On the day he took an oath to uphold the U.S. Constitution President Donald Trump began efforts to rewrite it, issuing an executive order purporting to end the constitutional guarantee of birthright citizenship. This unilateral order presaged a series of alarming power grabs in the following months—beginning with immigration.
From the very beginning of his first presidential campaign to his second time in office, Trump has zeroed in on the issue of immigration, not just testing the bounds of power, but consolidating it. Indeed, in my opinion, the path to authoritarianism is being built on the backs of immigrants.
As the head of a legal organization that advocates for immigrants, I’m cursed with a front-row view of the framework that threatens to erode our democracy. While ostensibly targeting immigrants, what is being constructed is both the infrastructure and compliance that will facilitate a broader loss of rights for all Americans.
During the 2024 presidential campaign Trump and Republicans methodically scapegoated immigrants, laying the groundwork for an assault on constitutional checks and balances. Through photo-ops, political stunts, and fear mongering, they manufactured false crises (such as the baseless claim that Haitian immigrants in Ohio are eating dogs) to convince struggling Americans that immigrants caused their economic hardships and threatened public safety.
Leveraging fear and his mass-deportation agenda, upon taking office, Trump immediately began dismantling democratic safeguards. Legal scholars argue he has infringed upon First Amendment rights by arresting and attempting to deport student protesters, academics, and immigrant leaders whose opinions he disagrees with and whom he claims have made statements or engaged in activities that run counter to U.S. interests. Experts also warn that Trump has stripped these individuals of Fifth Amendment due process protections, revoking their lawful status without hearings or opportunities to present evidence.
Consistent with the patterns of strongman regimes, these actions seem aimed at terrorizing, silencing, and even disappearing dissenters, while creating a culture of intimidation that compels public compliance. And though the Trump Administration abruptly reversed plans to cancel thousands of international students’ visas, this whiplash has made life more difficult, and disorienting, for many.

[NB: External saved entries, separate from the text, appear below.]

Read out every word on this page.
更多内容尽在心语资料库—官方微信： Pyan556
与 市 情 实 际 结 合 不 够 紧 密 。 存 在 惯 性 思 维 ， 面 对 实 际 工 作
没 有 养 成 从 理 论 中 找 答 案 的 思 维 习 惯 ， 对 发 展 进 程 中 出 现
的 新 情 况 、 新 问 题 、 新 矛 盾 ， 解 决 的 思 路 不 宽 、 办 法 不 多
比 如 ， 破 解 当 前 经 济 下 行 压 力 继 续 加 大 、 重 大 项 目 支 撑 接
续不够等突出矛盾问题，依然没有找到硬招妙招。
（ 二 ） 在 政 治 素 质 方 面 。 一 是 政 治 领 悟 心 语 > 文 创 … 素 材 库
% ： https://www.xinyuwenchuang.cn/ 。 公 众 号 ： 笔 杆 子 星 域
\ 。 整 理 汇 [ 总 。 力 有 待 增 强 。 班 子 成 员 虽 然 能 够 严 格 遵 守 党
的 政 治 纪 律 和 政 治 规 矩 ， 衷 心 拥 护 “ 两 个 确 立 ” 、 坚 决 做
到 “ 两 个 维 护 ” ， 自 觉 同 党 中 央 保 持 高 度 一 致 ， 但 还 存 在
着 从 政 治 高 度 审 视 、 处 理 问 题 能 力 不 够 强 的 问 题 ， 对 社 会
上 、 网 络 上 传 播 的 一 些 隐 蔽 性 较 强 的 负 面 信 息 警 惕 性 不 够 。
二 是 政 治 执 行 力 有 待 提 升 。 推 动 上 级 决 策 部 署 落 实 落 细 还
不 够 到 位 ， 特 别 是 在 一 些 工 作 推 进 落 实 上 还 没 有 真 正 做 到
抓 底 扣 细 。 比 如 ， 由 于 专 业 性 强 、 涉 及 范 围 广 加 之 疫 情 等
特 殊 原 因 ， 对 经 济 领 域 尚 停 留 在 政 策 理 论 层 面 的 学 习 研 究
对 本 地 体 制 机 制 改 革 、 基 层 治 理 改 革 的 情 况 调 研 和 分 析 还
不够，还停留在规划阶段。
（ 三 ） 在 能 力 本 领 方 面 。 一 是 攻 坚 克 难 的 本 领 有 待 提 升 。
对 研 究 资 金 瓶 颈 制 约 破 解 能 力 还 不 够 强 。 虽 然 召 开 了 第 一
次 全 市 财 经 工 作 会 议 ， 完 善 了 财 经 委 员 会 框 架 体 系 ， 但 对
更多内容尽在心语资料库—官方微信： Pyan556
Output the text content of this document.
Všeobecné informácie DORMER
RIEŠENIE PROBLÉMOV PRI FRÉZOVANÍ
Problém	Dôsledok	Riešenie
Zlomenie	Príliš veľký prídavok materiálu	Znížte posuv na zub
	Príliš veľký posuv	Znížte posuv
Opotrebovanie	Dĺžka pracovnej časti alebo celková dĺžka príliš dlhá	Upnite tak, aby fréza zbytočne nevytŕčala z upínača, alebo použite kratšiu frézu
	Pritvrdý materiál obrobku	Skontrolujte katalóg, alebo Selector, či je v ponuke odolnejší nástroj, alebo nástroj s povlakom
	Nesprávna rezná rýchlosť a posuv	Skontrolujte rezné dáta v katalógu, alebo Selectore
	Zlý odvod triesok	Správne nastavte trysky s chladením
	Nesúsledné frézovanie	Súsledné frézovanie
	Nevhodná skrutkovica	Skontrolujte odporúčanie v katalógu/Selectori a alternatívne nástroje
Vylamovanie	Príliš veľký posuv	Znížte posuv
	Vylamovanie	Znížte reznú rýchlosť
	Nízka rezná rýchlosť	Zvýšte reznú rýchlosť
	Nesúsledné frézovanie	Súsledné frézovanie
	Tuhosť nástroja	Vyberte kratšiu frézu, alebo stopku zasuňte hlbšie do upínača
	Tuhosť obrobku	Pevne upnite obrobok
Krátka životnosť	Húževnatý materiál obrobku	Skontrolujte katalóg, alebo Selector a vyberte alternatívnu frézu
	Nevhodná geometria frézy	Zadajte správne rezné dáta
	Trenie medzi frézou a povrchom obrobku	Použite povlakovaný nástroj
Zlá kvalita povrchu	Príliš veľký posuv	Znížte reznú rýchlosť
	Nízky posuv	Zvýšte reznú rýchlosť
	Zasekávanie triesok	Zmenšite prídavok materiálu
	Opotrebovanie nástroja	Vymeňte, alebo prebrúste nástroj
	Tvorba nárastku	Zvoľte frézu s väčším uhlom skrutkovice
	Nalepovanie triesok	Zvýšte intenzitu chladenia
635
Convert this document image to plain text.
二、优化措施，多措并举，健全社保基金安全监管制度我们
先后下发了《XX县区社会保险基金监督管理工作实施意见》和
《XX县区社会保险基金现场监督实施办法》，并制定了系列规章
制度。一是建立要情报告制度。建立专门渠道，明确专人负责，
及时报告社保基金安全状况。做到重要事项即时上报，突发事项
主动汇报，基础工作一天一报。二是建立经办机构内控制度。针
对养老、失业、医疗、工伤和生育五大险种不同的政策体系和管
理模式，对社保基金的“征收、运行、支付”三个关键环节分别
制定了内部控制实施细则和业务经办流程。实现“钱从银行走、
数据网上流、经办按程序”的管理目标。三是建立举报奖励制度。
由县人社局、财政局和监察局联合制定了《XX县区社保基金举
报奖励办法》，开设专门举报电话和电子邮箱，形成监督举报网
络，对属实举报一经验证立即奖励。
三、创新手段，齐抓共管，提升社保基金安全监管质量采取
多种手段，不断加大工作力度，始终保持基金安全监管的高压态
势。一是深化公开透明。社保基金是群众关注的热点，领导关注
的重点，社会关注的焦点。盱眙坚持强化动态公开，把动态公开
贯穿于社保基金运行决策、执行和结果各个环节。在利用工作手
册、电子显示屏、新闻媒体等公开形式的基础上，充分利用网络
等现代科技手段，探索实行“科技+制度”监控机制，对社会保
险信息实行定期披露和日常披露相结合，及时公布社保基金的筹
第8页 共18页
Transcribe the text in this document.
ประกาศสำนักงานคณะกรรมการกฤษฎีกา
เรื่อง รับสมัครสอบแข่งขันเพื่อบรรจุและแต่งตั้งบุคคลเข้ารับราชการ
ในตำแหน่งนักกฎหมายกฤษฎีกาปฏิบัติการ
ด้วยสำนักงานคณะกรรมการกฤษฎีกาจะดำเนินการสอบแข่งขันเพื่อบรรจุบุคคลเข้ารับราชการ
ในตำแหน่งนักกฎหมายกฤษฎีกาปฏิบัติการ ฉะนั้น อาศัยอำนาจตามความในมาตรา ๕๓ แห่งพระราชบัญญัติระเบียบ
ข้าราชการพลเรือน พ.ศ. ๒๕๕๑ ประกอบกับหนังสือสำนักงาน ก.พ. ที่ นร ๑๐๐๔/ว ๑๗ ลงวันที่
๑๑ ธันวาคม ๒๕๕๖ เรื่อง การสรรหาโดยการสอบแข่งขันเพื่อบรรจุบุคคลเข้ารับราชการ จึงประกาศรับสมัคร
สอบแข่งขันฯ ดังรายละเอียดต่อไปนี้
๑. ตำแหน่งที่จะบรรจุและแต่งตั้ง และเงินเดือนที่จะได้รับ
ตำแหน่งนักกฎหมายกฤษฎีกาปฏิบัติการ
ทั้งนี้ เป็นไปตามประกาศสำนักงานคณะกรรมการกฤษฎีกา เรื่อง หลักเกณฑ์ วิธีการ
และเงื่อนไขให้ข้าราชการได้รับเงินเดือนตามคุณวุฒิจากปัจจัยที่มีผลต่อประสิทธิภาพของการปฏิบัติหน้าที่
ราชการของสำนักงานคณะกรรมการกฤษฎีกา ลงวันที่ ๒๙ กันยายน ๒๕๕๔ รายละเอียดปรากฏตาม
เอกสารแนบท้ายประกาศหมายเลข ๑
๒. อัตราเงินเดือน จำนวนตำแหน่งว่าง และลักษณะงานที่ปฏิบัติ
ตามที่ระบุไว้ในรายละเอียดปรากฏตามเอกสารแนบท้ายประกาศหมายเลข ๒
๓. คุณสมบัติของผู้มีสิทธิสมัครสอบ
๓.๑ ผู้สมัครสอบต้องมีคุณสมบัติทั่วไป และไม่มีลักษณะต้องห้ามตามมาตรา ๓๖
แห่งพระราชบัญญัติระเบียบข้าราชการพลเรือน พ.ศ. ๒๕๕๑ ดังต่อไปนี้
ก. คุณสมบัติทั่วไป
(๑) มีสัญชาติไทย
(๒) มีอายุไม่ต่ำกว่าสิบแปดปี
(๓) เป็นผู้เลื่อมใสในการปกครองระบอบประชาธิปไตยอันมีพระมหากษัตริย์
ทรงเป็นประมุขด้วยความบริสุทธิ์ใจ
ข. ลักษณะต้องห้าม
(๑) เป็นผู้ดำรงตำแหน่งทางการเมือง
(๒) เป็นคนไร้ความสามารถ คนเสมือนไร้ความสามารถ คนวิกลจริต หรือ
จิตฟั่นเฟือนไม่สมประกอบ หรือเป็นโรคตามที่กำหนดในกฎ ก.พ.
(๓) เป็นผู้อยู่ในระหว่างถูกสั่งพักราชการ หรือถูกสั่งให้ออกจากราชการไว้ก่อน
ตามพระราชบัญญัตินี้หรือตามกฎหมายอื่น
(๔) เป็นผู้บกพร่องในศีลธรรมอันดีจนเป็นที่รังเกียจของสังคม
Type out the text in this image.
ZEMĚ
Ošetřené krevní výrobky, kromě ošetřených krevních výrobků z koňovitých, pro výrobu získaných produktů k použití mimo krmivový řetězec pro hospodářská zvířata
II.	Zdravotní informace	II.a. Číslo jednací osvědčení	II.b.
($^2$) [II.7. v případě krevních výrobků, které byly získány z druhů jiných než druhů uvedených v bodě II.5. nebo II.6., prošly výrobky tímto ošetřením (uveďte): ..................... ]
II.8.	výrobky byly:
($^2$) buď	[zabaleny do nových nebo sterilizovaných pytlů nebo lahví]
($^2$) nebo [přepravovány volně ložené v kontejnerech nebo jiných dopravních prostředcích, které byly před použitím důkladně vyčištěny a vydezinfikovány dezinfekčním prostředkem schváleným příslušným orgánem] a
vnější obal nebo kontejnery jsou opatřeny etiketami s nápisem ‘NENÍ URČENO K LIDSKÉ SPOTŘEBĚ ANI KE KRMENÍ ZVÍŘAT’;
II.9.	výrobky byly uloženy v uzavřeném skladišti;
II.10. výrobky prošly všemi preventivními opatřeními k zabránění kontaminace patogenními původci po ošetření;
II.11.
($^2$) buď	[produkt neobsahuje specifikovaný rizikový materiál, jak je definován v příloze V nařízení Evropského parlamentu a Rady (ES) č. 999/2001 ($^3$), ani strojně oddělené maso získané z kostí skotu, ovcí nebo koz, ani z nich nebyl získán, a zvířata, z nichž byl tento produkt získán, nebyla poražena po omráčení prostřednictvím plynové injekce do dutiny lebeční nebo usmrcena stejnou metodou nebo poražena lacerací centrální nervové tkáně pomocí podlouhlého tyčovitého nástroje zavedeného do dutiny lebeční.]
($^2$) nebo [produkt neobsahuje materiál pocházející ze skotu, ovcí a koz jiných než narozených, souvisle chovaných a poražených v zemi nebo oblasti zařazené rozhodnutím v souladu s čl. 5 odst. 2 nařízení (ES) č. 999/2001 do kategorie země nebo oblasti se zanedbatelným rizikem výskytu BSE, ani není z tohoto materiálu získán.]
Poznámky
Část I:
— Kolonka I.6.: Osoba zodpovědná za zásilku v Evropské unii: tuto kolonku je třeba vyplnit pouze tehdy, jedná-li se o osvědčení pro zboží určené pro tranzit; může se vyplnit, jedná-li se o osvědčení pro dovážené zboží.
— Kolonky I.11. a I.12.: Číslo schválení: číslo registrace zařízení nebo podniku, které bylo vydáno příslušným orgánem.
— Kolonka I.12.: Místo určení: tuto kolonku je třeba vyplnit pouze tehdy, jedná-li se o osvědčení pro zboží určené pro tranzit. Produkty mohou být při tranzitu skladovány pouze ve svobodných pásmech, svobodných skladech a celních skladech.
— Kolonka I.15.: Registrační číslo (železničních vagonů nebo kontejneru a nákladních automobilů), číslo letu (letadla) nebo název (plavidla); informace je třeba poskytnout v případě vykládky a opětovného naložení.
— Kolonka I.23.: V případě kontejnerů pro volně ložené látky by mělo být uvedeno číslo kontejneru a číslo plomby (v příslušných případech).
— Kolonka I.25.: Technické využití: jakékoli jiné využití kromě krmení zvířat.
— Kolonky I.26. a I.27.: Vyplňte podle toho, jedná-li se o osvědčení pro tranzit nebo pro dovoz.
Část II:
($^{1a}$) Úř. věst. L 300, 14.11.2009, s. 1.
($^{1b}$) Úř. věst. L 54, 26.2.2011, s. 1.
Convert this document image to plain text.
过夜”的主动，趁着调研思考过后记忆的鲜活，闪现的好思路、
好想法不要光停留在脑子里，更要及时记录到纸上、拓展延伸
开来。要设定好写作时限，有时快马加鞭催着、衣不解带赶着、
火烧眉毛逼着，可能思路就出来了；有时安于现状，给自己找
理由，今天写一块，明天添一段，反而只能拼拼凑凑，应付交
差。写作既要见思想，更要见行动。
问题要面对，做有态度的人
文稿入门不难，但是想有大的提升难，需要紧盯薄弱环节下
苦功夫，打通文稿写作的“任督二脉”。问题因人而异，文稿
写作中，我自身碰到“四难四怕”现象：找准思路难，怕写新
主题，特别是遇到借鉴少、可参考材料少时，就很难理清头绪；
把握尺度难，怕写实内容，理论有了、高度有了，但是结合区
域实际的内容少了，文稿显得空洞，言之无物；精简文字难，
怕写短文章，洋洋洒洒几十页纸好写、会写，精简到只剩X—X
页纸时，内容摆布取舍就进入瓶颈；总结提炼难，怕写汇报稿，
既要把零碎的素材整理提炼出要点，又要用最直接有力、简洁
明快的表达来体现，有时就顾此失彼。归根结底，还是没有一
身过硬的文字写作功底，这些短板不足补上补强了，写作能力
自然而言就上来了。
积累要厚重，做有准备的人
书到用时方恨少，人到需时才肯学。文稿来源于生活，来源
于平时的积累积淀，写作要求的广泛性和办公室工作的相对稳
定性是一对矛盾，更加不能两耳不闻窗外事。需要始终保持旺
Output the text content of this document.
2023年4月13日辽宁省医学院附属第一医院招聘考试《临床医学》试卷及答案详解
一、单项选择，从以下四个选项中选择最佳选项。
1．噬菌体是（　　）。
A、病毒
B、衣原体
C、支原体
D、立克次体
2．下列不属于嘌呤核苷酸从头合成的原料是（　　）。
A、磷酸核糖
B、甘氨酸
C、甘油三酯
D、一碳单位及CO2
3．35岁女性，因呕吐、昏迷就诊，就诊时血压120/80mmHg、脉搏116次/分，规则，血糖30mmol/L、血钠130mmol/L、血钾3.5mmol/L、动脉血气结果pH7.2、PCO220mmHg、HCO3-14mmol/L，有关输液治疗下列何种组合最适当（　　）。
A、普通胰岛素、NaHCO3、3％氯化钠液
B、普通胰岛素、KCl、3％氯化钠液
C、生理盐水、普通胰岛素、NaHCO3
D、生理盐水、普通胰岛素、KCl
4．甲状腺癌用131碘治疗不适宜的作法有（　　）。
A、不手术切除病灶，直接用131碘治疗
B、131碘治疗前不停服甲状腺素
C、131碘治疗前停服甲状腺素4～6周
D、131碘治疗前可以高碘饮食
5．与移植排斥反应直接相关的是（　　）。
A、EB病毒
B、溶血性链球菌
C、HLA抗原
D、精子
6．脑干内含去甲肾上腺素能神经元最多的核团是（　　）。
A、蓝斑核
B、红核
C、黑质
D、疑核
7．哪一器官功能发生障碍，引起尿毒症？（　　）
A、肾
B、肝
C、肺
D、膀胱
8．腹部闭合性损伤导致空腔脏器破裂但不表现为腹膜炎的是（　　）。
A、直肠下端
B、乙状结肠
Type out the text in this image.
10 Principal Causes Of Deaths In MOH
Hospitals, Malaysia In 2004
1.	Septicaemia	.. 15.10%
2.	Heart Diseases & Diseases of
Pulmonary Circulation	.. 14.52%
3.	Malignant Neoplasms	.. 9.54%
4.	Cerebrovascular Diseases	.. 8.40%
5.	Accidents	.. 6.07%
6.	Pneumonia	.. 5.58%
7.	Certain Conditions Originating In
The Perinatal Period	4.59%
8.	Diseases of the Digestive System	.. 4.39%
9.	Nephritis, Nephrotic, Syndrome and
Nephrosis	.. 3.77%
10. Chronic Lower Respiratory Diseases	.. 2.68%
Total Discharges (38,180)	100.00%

Trump has created a new registry requiring millions of undocumented people—even those with pending immigration cases—to provide addresses and fingerprints while carrying proof of registration at all times. Officials have detained a wide range of immigrants, including in some instances those with legal working status and even citizenship. This dynamic has created a cruel catch-22 which forces an impossible choice: register and risk immediate deportation, or refuse and become criminalized for noncompliance, destroying any path to legal status. The strategy deliberately manufactures fear and chaos while criminalizing communities.
This registration policy echoes historical atrocities that enabled severe human rights violations. In the U.S., forced registration led to Japanese American internment during World War II and profiling of male immigrants from 24 predominantly Muslim countries after 9/11.
Trump has invoked wartime powers to expand his reach and suspend constitutional protections. Though many Americans might be shocked to learn that we are under “invasion,” Trump has invoked the 1798 Alien Enemies Act, which authorizes the detention and removal of immigrants from hostile nations during declared war. A Trump-appointed federal judge recently rejected the use of Alien Enemies Act to deport Venezuelan immigrants, but it is this legal precedent that facilitated the deportation of hundreds of people to a notorious prison in El Salvador with zero due process.
One of those people is Kilmar Abrego Garcia, a Maryland father with legal permission to live in the U.S. Even though the Administration admitted to deporting Abrego Garcia by mistake, Trump is refusing to take any steps to bring him back, in open defiance of the Supreme Court and other federal court rulings.
At a White House meeting with Salvadoran President Nayib Bukele, both countries’ leaders made the outrageous claim that they lack the power to fix this grievous error. Meanwhile, Trump is now publicly toying with the idea of deporting U.S. citizens to that same prison.
This may not be the end of Trump’s use of the “invasion” excuse to illegally claim extraordinary wartime powers. In one of his first executive orders, Trump suggested that he was weighing whether to invoke the 1807 Insurrection Act. His secretaries of Defense and Homeland Security reportedly will not, for now, recommend doing so, but the potential impact: mobilizing troops to round up immigrants in American neighborhoods.
While the assault on immigrants demands our concern, we must also recognize it as the opening step toward dismantling everyone’s rights. If we continue to normalize disappearances, silence foreign students, and carry out detention without charges or trial, applying these tactics to political opponents who are citizens will require little extension. And if military forces kick in your neighbor’s door, the moment to speak without fear will have already passed.
Trump is counting on fear to command our silence. Rather than acquiesce, we must speak up to defend our increasingly fragile democracy before it vanishes entirely.